O turismo como técnica de monocultivo

 


«“Mudam-se os tempos, mudam-se as cidades. E agora a Baixa está em baixo. Vem perdendo o seu brilho. Vão-se-lhe os dedos e ficam só os anéis: belos monumentos à míngua de olhos que os mirem, estátuas tristes dando o flanco desprotegido aos graffitti e às pombas, testemunhando o esvaziamento populacional, a ausência do torvelinho que fazia das Baixas lugares densos, habitados, envolventes. Enfim, a Baixa está cabisbaixa. (…) E os lugares antes densos da Baixa são agora, a partir do fim do dia, terras-de-ninguém, espaços ocos, entregues ao escoar lento da cidade noturna, despovoada e à mercê de intrusos e inquietações.”

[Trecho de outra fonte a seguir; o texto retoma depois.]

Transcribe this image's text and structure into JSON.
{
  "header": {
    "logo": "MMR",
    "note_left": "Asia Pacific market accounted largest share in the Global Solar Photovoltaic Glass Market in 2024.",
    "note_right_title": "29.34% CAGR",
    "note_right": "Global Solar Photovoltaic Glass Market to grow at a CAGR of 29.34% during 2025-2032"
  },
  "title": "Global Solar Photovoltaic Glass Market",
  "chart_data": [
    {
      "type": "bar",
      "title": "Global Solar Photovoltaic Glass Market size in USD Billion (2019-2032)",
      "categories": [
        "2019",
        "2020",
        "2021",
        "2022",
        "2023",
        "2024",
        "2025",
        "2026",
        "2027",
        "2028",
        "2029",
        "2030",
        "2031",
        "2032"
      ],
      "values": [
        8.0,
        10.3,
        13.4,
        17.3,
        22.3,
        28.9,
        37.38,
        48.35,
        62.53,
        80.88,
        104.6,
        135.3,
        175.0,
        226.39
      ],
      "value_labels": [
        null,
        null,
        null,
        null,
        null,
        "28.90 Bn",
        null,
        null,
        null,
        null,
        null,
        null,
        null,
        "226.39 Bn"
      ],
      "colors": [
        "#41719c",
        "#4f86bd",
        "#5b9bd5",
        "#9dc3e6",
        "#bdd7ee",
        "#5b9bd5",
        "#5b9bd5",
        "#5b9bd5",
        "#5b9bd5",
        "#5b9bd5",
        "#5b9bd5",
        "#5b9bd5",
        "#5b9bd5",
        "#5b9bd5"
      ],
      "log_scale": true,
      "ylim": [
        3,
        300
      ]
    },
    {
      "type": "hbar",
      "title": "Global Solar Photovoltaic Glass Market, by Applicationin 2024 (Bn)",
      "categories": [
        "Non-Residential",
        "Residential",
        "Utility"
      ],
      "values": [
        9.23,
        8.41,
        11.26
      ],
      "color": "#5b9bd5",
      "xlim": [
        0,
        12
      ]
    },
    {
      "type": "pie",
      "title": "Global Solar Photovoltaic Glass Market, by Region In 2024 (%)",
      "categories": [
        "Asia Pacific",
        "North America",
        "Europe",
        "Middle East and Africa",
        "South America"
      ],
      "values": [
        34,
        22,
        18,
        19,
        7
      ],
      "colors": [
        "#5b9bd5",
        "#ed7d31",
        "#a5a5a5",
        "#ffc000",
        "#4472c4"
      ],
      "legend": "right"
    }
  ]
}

De que cidade está ele a falar?, pergunta quem só conhece o Porto de há uma dúzia de anos para cá. As linhas anteriores pertencem a uma crónica que escrevi neste mesmo jornal em 2003. Intitulei-a “a cabisbaixa”, condensando numa palavra o cenário que então se vivia no centro do Porto. A intensa terciarização dos anos 1980 e 90 tinha tido como consequência o esvaziamento da Baixa.

A terciarização é um processo que ocorre nas cidades globais desde finais dos anos 1970, caracterizado pela perda de peso do setor industrial em favor do setor dos serviços. As cidades passam a ser centros da economia especulativa do solo e do investimento financeiro. Uma das consequências que mais atingem os habitantes é a da pressão do custo da habitação. De novo a crónica de 2003: “A excessiva terciarização é antagónica da função residencial, arrastando o esvaziamento dos espaços públicos a partir do fim da tarde e a degradação do parque habitacional que vai ficando semidevoluto.”

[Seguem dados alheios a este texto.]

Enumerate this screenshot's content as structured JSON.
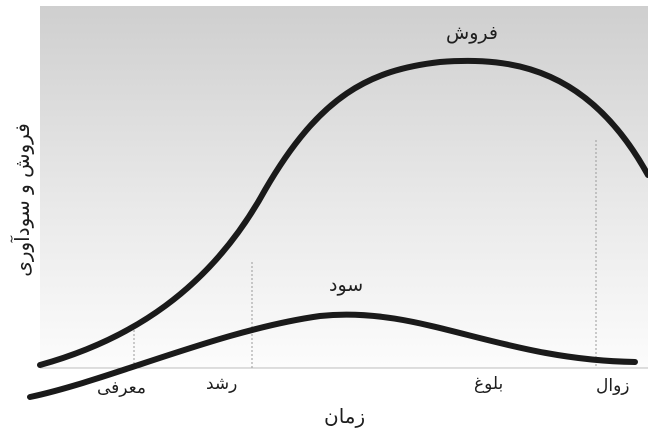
{
  "diagram": {
    "y_axis_label": "فروش و سودآوری",
    "x_axis_label": "زمان",
    "curves": {
      "sales_label": "فروش",
      "profit_label": "سود"
    },
    "stages": {
      "introduction": "معرفی",
      "growth": "رشد",
      "maturity": "بلوغ",
      "decline": "زوال"
    },
    "colors": {
      "curve": "#1a1a1a",
      "background_top": "#cfcfcf",
      "background_bottom": "#ffffff",
      "divider": "#9a9a9a"
    }
  }
}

Que se passou daí para cá? Depois da terciarização, veio a turistificação. O turismo trouxe consigo muitas coisas boas. Mas à medida que se transformou em turismo de massas os inconvenientes começaram a surgir. António Alves Ferreira sintetiza-os magistralmente em “O turismo como insulto meritocrático”, capítulo do livro Protejam as Crianças da Meritocracia: uma questão de sobrevivência da humanidade, que acaba de ser publicado pela U. Porto Press.

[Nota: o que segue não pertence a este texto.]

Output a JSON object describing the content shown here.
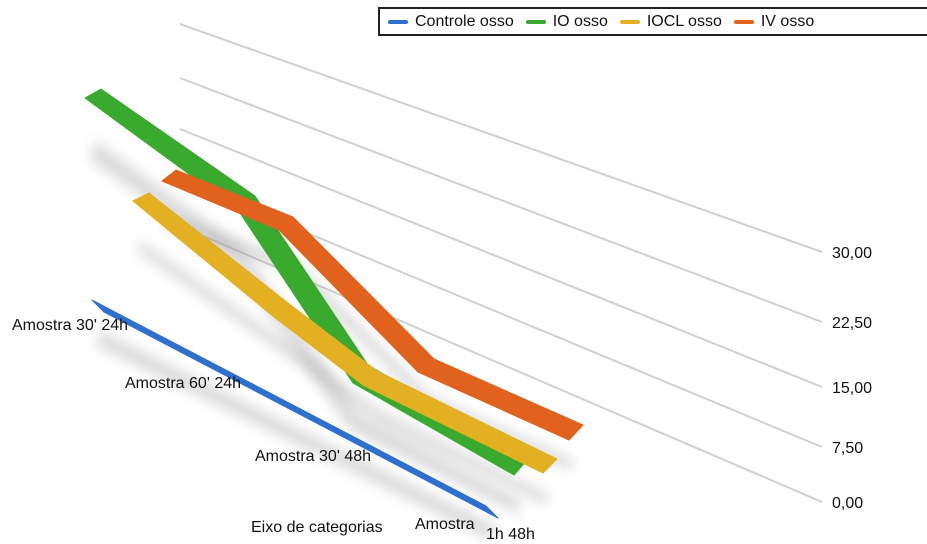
{
  "chart_data": {
    "type": "line",
    "style": "3d",
    "xlabel": "Eixo de categorias",
    "categories": [
      "Amostra 30' 24h",
      "Amostra 60' 24h",
      "Amostra 30' 48h",
      "Amostra 1h 48h"
    ],
    "yticks": [
      "0,00",
      "7,50",
      "15,00",
      "22,50",
      "30,00"
    ],
    "ylim": [
      0,
      30
    ],
    "grid": true,
    "legend_position": "top-right",
    "series": [
      {
        "name": "Controle osso",
        "color": "#2f6fce",
        "values": [
          null,
          null,
          null,
          null
        ]
      },
      {
        "name": "IO osso",
        "color": "#3aaa2e",
        "values": [
          null,
          null,
          null,
          null
        ]
      },
      {
        "name": "IOCL osso",
        "color": "#e3b021",
        "values": [
          null,
          null,
          null,
          null
        ]
      },
      {
        "name": "IV osso",
        "color": "#e0621d",
        "values": [
          null,
          null,
          null,
          null
        ]
      }
    ]
  }
}
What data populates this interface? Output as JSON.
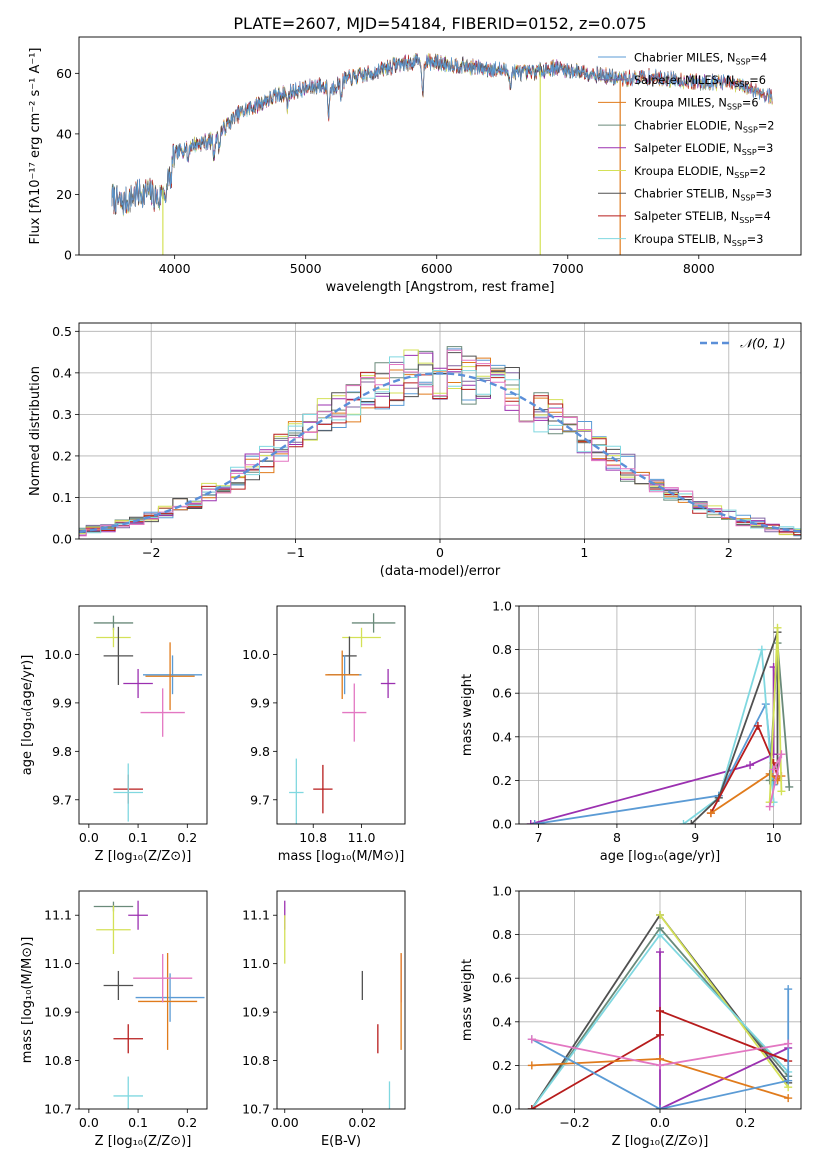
{
  "figure": {
    "title": "PLATE=2607, MJD=54184, FIBERID=0152, z=0.075"
  },
  "colors": {
    "chabrier_miles": "#5b9bd5",
    "salpeter_miles": "#8064a2",
    "kroupa_miles": "#e07b1c",
    "chabrier_elodie": "#6a8a7a",
    "salpeter_elodie": "#9b30b0",
    "kroupa_elodie": "#d4e157",
    "chabrier_stelib": "#505050",
    "salpeter_stelib": "#b71c1c",
    "kroupa_stelib": "#80d8e0",
    "extra_pink": "#e377c2",
    "gaussian": "#5b8fd8",
    "grid": "#b0b0b0"
  },
  "chart_data": [
    {
      "id": "spectrum",
      "type": "line",
      "xlabel": "wavelength [Angstrom, rest frame]",
      "ylabel": "Flux [fλ10⁻¹⁷ erg cm⁻² s⁻¹ A⁻¹]",
      "xlim": [
        3270,
        8780
      ],
      "ylim": [
        0,
        72
      ],
      "xticks": [
        4000,
        5000,
        6000,
        7000,
        8000
      ],
      "yticks": [
        0,
        20,
        40,
        60
      ],
      "grid": false,
      "legend_position": "top-right",
      "legend": [
        {
          "label": "Chabrier MILES, N",
          "sub": "SSP",
          "val": "=4",
          "color": "chabrier_miles"
        },
        {
          "label": "Salpeter MILES, N",
          "sub": "SSP",
          "val": "=6",
          "color": "salpeter_miles"
        },
        {
          "label": "Kroupa MILES, N",
          "sub": "SSP",
          "val": "=6",
          "color": "kroupa_miles"
        },
        {
          "label": "Chabrier ELODIE, N",
          "sub": "SSP",
          "val": "=2",
          "color": "chabrier_elodie"
        },
        {
          "label": "Salpeter ELODIE, N",
          "sub": "SSP",
          "val": "=3",
          "color": "salpeter_elodie"
        },
        {
          "label": "Kroupa ELODIE, N",
          "sub": "SSP",
          "val": "=2",
          "color": "kroupa_elodie"
        },
        {
          "label": "Chabrier STELIB, N",
          "sub": "SSP",
          "val": "=3",
          "color": "chabrier_stelib"
        },
        {
          "label": "Salpeter STELIB, N",
          "sub": "SSP",
          "val": "=4",
          "color": "salpeter_stelib"
        },
        {
          "label": "Kroupa STELIB, N",
          "sub": "SSP",
          "val": "=3",
          "color": "kroupa_stelib"
        }
      ],
      "continuum": [
        [
          3520,
          19
        ],
        [
          3600,
          17
        ],
        [
          3700,
          20
        ],
        [
          3800,
          21
        ],
        [
          3880,
          18
        ],
        [
          3930,
          24
        ],
        [
          4000,
          33
        ],
        [
          4100,
          36
        ],
        [
          4200,
          37
        ],
        [
          4300,
          38
        ],
        [
          4400,
          43
        ],
        [
          4500,
          47
        ],
        [
          4600,
          49
        ],
        [
          4700,
          51
        ],
        [
          4800,
          53
        ],
        [
          4900,
          54
        ],
        [
          5000,
          55
        ],
        [
          5100,
          56
        ],
        [
          5200,
          55
        ],
        [
          5300,
          58
        ],
        [
          5500,
          60
        ],
        [
          5700,
          63
        ],
        [
          5900,
          64
        ],
        [
          6100,
          63
        ],
        [
          6300,
          62
        ],
        [
          6500,
          61
        ],
        [
          6700,
          60
        ],
        [
          6900,
          62
        ],
        [
          7000,
          61
        ],
        [
          7200,
          60
        ],
        [
          7400,
          58
        ],
        [
          7600,
          59
        ],
        [
          7800,
          58
        ],
        [
          8000,
          57
        ],
        [
          8200,
          57
        ],
        [
          8400,
          55
        ],
        [
          8560,
          52
        ]
      ],
      "dropouts": [
        {
          "x": 3910,
          "color": "kroupa_elodie"
        },
        {
          "x": 6790,
          "color": "kroupa_elodie"
        },
        {
          "x": 7400,
          "color": "kroupa_miles"
        }
      ]
    },
    {
      "id": "residuals",
      "type": "line",
      "xlabel": "(data-model)/error",
      "ylabel": "Normed distribution",
      "xlim": [
        -2.5,
        2.5
      ],
      "ylim": [
        0,
        0.52
      ],
      "xticks": [
        -2,
        -1,
        0,
        1,
        2
      ],
      "xticklabels": [
        "−2",
        "−1",
        "0",
        "1",
        "2"
      ],
      "yticks": [
        0.0,
        0.1,
        0.2,
        0.3,
        0.4,
        0.5
      ],
      "grid": true,
      "legend_position": "top-right",
      "legend": [
        {
          "label": "𝒩(0, 1)",
          "color": "gaussian"
        }
      ],
      "bin_width": 0.1
    },
    {
      "id": "z-age",
      "type": "scatter",
      "xlabel": "Z [log₁₀(Z/Z⊙)]",
      "ylabel": "age  [log₁₀(age/yr)]",
      "xlim": [
        -0.02,
        0.24
      ],
      "ylim": [
        9.65,
        10.1
      ],
      "xticks": [
        0.0,
        0.1,
        0.2
      ],
      "yticks": [
        9.7,
        9.8,
        9.9,
        10.0
      ],
      "grid": false,
      "points": [
        {
          "x": 0.05,
          "y": 10.065,
          "xerr": 0.04,
          "yerr": 0.015,
          "color": "chabrier_elodie"
        },
        {
          "x": 0.05,
          "y": 10.035,
          "xerr": 0.035,
          "yerr": 0.02,
          "color": "kroupa_elodie"
        },
        {
          "x": 0.06,
          "y": 9.997,
          "xerr": 0.03,
          "yerr": 0.06,
          "color": "chabrier_stelib"
        },
        {
          "x": 0.1,
          "y": 9.94,
          "xerr": 0.03,
          "yerr": 0.03,
          "color": "salpeter_elodie"
        },
        {
          "x": 0.17,
          "y": 9.958,
          "xerr": 0.06,
          "yerr": 0.04,
          "color": "chabrier_miles"
        },
        {
          "x": 0.165,
          "y": 9.955,
          "xerr": 0.05,
          "yerr": 0.07,
          "color": "kroupa_miles"
        },
        {
          "x": 0.15,
          "y": 9.88,
          "xerr": 0.045,
          "yerr": 0.05,
          "color": "extra_pink"
        },
        {
          "x": 0.08,
          "y": 9.722,
          "xerr": 0.03,
          "yerr": 0.03,
          "color": "salpeter_stelib"
        },
        {
          "x": 0.08,
          "y": 9.715,
          "xerr": 0.03,
          "yerr": 0.06,
          "color": "kroupa_stelib"
        }
      ]
    },
    {
      "id": "mass-age",
      "type": "scatter",
      "xlabel": "mass [log₁₀(M/M⊙)]",
      "ylabel": "",
      "xlim": [
        10.65,
        11.18
      ],
      "ylim": [
        9.65,
        10.1
      ],
      "xticks": [
        10.8,
        11.0
      ],
      "yticks": [
        9.7,
        9.8,
        9.9,
        10.0
      ],
      "grid": false,
      "points": [
        {
          "x": 11.05,
          "y": 10.065,
          "xerr": 0.09,
          "yerr": 0.02,
          "color": "chabrier_elodie"
        },
        {
          "x": 11.0,
          "y": 10.035,
          "xerr": 0.08,
          "yerr": 0.02,
          "color": "kroupa_elodie"
        },
        {
          "x": 10.95,
          "y": 9.997,
          "xerr": 0.03,
          "yerr": 0.04,
          "color": "chabrier_stelib"
        },
        {
          "x": 11.11,
          "y": 9.94,
          "xerr": 0.03,
          "yerr": 0.03,
          "color": "salpeter_elodie"
        },
        {
          "x": 10.93,
          "y": 9.958,
          "xerr": 0.07,
          "yerr": 0.04,
          "color": "chabrier_miles"
        },
        {
          "x": 10.92,
          "y": 9.958,
          "xerr": 0.07,
          "yerr": 0.05,
          "color": "kroupa_miles"
        },
        {
          "x": 10.97,
          "y": 9.88,
          "xerr": 0.05,
          "yerr": 0.06,
          "color": "extra_pink"
        },
        {
          "x": 10.84,
          "y": 9.722,
          "xerr": 0.04,
          "yerr": 0.05,
          "color": "salpeter_stelib"
        },
        {
          "x": 10.73,
          "y": 9.715,
          "xerr": 0.03,
          "yerr": 0.07,
          "color": "kroupa_stelib"
        }
      ]
    },
    {
      "id": "age-weight",
      "type": "line",
      "xlabel": "age  [log₁₀(age/yr)]",
      "ylabel": "mass weight",
      "xlim": [
        6.75,
        10.35
      ],
      "ylim": [
        0,
        1.0
      ],
      "xticks": [
        7,
        8,
        9,
        10
      ],
      "yticks": [
        0.0,
        0.2,
        0.4,
        0.6,
        0.8,
        1.0
      ],
      "grid": true,
      "series": [
        {
          "color": "salpeter_elodie",
          "points": [
            [
              6.9,
              0.0
            ],
            [
              9.7,
              0.27
            ],
            [
              10.0,
              0.32
            ],
            [
              10.0,
              0.72
            ]
          ]
        },
        {
          "color": "chabrier_miles",
          "points": [
            [
              6.95,
              0.0
            ],
            [
              9.3,
              0.13
            ],
            [
              9.9,
              0.55
            ],
            [
              10.0,
              0.18
            ]
          ]
        },
        {
          "color": "kroupa_stelib",
          "points": [
            [
              8.85,
              0.0
            ],
            [
              9.3,
              0.12
            ],
            [
              9.85,
              0.8
            ],
            [
              10.0,
              0.1
            ]
          ]
        },
        {
          "color": "chabrier_stelib",
          "points": [
            [
              8.95,
              0.0
            ],
            [
              9.3,
              0.12
            ],
            [
              10.05,
              0.88
            ],
            [
              10.05,
              0.2
            ]
          ]
        },
        {
          "color": "salpeter_stelib",
          "points": [
            [
              9.2,
              0.05
            ],
            [
              9.8,
              0.45
            ],
            [
              10.0,
              0.28
            ],
            [
              10.05,
              0.22
            ]
          ]
        },
        {
          "color": "kroupa_miles",
          "points": [
            [
              9.2,
              0.05
            ],
            [
              9.95,
              0.23
            ],
            [
              10.05,
              0.2
            ],
            [
              10.1,
              0.22
            ]
          ]
        },
        {
          "color": "chabrier_elodie",
          "points": [
            [
              9.95,
              0.2
            ],
            [
              10.05,
              0.83
            ],
            [
              10.2,
              0.17
            ]
          ]
        },
        {
          "color": "kroupa_elodie",
          "points": [
            [
              9.95,
              0.1
            ],
            [
              10.05,
              0.9
            ],
            [
              10.1,
              0.15
            ]
          ]
        },
        {
          "color": "extra_pink",
          "points": [
            [
              9.95,
              0.08
            ],
            [
              10.1,
              0.32
            ],
            [
              10.0,
              0.25
            ]
          ]
        }
      ]
    },
    {
      "id": "z-mass",
      "type": "scatter",
      "xlabel": "Z [log₁₀(Z/Z⊙)]",
      "ylabel": "mass [log₁₀(M/M⊙)]",
      "xlim": [
        -0.02,
        0.24
      ],
      "ylim": [
        10.7,
        11.15
      ],
      "xticks": [
        0.0,
        0.1,
        0.2
      ],
      "yticks": [
        10.7,
        10.8,
        10.9,
        11.0,
        11.1
      ],
      "grid": false,
      "points": [
        {
          "x": 0.05,
          "y": 11.118,
          "xerr": 0.04,
          "yerr": 0.01,
          "color": "chabrier_elodie"
        },
        {
          "x": 0.05,
          "y": 11.07,
          "xerr": 0.035,
          "yerr": 0.05,
          "color": "kroupa_elodie"
        },
        {
          "x": 0.1,
          "y": 11.1,
          "xerr": 0.02,
          "yerr": 0.03,
          "color": "salpeter_elodie"
        },
        {
          "x": 0.06,
          "y": 10.955,
          "xerr": 0.03,
          "yerr": 0.03,
          "color": "chabrier_stelib"
        },
        {
          "x": 0.165,
          "y": 10.93,
          "xerr": 0.07,
          "yerr": 0.05,
          "color": "chabrier_miles"
        },
        {
          "x": 0.16,
          "y": 10.922,
          "xerr": 0.06,
          "yerr": 0.1,
          "color": "kroupa_miles"
        },
        {
          "x": 0.15,
          "y": 10.97,
          "xerr": 0.06,
          "yerr": 0.05,
          "color": "extra_pink"
        },
        {
          "x": 0.08,
          "y": 10.845,
          "xerr": 0.03,
          "yerr": 0.03,
          "color": "salpeter_stelib"
        },
        {
          "x": 0.08,
          "y": 10.727,
          "xerr": 0.03,
          "yerr": 0.04,
          "color": "kroupa_stelib"
        }
      ]
    },
    {
      "id": "ebv-mass",
      "type": "scatter",
      "xlabel": "E(B-V)",
      "ylabel": "",
      "xlim": [
        -0.002,
        0.031
      ],
      "ylim": [
        10.7,
        11.15
      ],
      "xticks": [
        0.0,
        0.02
      ],
      "yticks": [
        10.7,
        10.8,
        10.9,
        11.0,
        11.1
      ],
      "grid": false,
      "points": [
        {
          "x": 0.0,
          "y": 11.1,
          "xerr": 0,
          "yerr": 0.03,
          "color": "salpeter_elodie"
        },
        {
          "x": 0.0,
          "y": 11.05,
          "xerr": 0,
          "yerr": 0.05,
          "color": "kroupa_elodie"
        },
        {
          "x": 0.02,
          "y": 10.955,
          "xerr": 0,
          "yerr": 0.03,
          "color": "chabrier_stelib"
        },
        {
          "x": 0.03,
          "y": 10.97,
          "xerr": 0,
          "yerr": 0.05,
          "color": "extra_pink"
        },
        {
          "x": 0.03,
          "y": 10.922,
          "xerr": 0,
          "yerr": 0.1,
          "color": "kroupa_miles"
        },
        {
          "x": 0.024,
          "y": 10.845,
          "xerr": 0,
          "yerr": 0.03,
          "color": "salpeter_stelib"
        },
        {
          "x": 0.027,
          "y": 10.727,
          "xerr": 0,
          "yerr": 0.03,
          "color": "kroupa_stelib"
        }
      ]
    },
    {
      "id": "z-weight",
      "type": "line",
      "xlabel": "Z [log₁₀(Z/Z⊙)]",
      "ylabel": "mass weight",
      "xlim": [
        -0.33,
        0.33
      ],
      "ylim": [
        0,
        1.0
      ],
      "xticks": [
        -0.2,
        0.0,
        0.2
      ],
      "xticklabels": [
        "−0.2",
        "0.0",
        "0.2"
      ],
      "yticks": [
        0.0,
        0.2,
        0.4,
        0.6,
        0.8,
        1.0
      ],
      "grid": true,
      "series": [
        {
          "color": "chabrier_stelib",
          "points": [
            [
              -0.3,
              0.0
            ],
            [
              0.0,
              0.89
            ],
            [
              0.3,
              0.12
            ]
          ]
        },
        {
          "color": "chabrier_elodie",
          "points": [
            [
              -0.3,
              0.0
            ],
            [
              0.0,
              0.83
            ],
            [
              0.3,
              0.15
            ]
          ]
        },
        {
          "color": "kroupa_elodie",
          "points": [
            [
              0.0,
              0.89
            ],
            [
              0.3,
              0.1
            ]
          ]
        },
        {
          "color": "kroupa_stelib",
          "points": [
            [
              -0.3,
              0.0
            ],
            [
              0.0,
              0.8
            ],
            [
              0.3,
              0.17
            ]
          ]
        },
        {
          "color": "salpeter_elodie",
          "points": [
            [
              0.0,
              0.72
            ],
            [
              0.0,
              0.0
            ],
            [
              0.3,
              0.28
            ]
          ]
        },
        {
          "color": "salpeter_stelib",
          "points": [
            [
              -0.3,
              0.0
            ],
            [
              0.0,
              0.34
            ],
            [
              0.0,
              0.45
            ],
            [
              0.3,
              0.22
            ]
          ]
        },
        {
          "color": "kroupa_miles",
          "points": [
            [
              -0.3,
              0.2
            ],
            [
              0.0,
              0.23
            ],
            [
              0.3,
              0.05
            ]
          ]
        },
        {
          "color": "chabrier_miles",
          "points": [
            [
              -0.3,
              0.32
            ],
            [
              0.0,
              0.0
            ],
            [
              0.3,
              0.13
            ],
            [
              0.3,
              0.55
            ]
          ]
        },
        {
          "color": "extra_pink",
          "points": [
            [
              -0.3,
              0.32
            ],
            [
              0.0,
              0.2
            ],
            [
              0.3,
              0.3
            ]
          ]
        }
      ]
    }
  ]
}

O antropólogo catalão Miquel Fernández González, em Matar al Chino, analisa as consequências negativas da turistificação no Bairro Chino de Barcelona. O que diz assenta como luva no que está a passar-se no Porto ou em Lisboa e pode resumir-se assim: as cidades globais, para serem competitivas, têm de oferecer aos investidores mundiais as melhores condições para que os fluxos de capital produzam lucros substantivos. Esta competição impulsiona um segundo processo, que envolve as cidades numa corrida sem fim para construírem um espaço ideal, repleto de atrações, o que as torna parecidas a um parque temático. Para isso, utilizam a cultura como vantagem competitiva, apropriando-se de espaços de maneira física e simbólica (pensemos nos centros históricos, ou em locais-romaria como a livraria Lello ou o Majestic).

Com a tematização — alguns chamam-lhe também disneylandização, outros artistização — oculta-se o facto de que estas transformações respondem a poderosos interesses económicos privados, com a intenção de transformar em espaços de consumo os lugares de residência, participação e encontro. O resultado são quarteirões desabitados, cheios de restaurantes, bares, hotéis e lojas de luxo. Terreno propício a uma especulação imobiliária que exige preços exorbitantes para habitar e promove assédio urbanístico sobre os residentes economicamente mais frágeis. O risco, diz-nos Miquel Fernández González, é o da submissão da vida urbana a uma simplicidade representacional inspirada em lugares-comuns que apostam no turismo como técnica de monocultivo.»